Comment 4 for bug 1429285

Revision history for this message
Scott Moser (smoser) wrote :

$ echo "now: $(TZ=GMT date)"; wget -S -q http://azure.archive.ubuntu.com/ubuntu/dists/vivid/Release -O /dev/null
now: Fri Apr 3 14:37:31 GMT 2015
  HTTP/1.1 200 OK
  Date: Fri, 03 Apr 2015 14:37:31 GMT
  Server: Apache/2.2.22 (Ubuntu)
  Last-Modified: Fri, 03 Apr 2015 14:28:00 GMT
  ETag: "34f32-512d2c15bbc00"
  Accept-Ranges: bytes
  Content-Length: 216882
  Cache-Control: max-age=1228, proxy-revalidate
  Expires: Fri, 03 Apr 2015 14:58:00 GMT
  Keep-Alive: timeout=5, max=100
  Connection: Keep-Alive

So the 'Expires' is most definitely in the future. This one is currently 21 minutes in the future.

I didn't say that the solutions I pointed to were complete, but the fact that people are attempting to solve the problem (and doing so incorrectly) should indicate a need for a good solution.

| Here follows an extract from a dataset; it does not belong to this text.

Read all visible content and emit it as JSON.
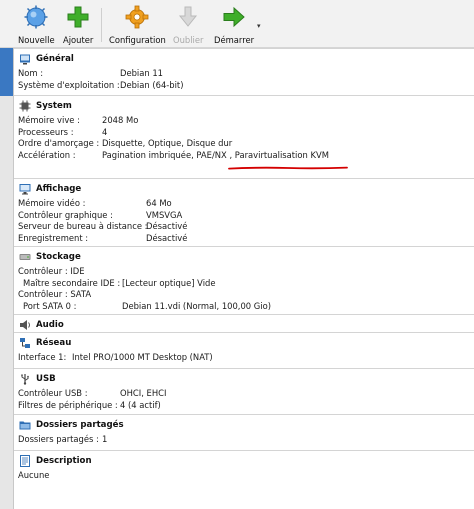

It would seem possible for apt to go through the sources.list (+sources.list.d/*) and figure out what it was going to download. It could decide based on previously stored headers or a global default "5 minutes" or a per-mirror default if it should bother. Of course it would make sense to have the ability to force.

running 'apt-get update' on a system does take real time. On a cloud instance with a on-network mirror:
% TIMEFORMAT='real=%3lR user=%3lU sys=%3lS' bash -c 'for i in $(seq 1 10); do printf "%-3s " $i ; time apt-get update -q >/dev/null; done'
1 real=0m3.987s user=0m3.628s sys=0m0.244s
2 real=0m4.052s user=0m3.688s sys=0m0.220s
3 real=0m3.980s user=0m3.656s sys=0m0.204s
4 real=0m4.077s user=0m3.676s sys=0m0.272s
5 real=0m4.068s user=0m3.732s sys=0m0.228s
6 real=0m4.052s user=0m3.688s sys=0m0.236s
7 real=0m4.201s user=0m3.812s sys=0m0.248s
8 real=0m4.247s user=0m3.852s sys=0m0.252s
9 real=0m4.059s user=0m3.688s sys=0m0.256s
10 real=0m4.064s user=0m3.680s sys=0m0.252s

It just seems reasonable to me, that operations 2->10 could take .002 seconds.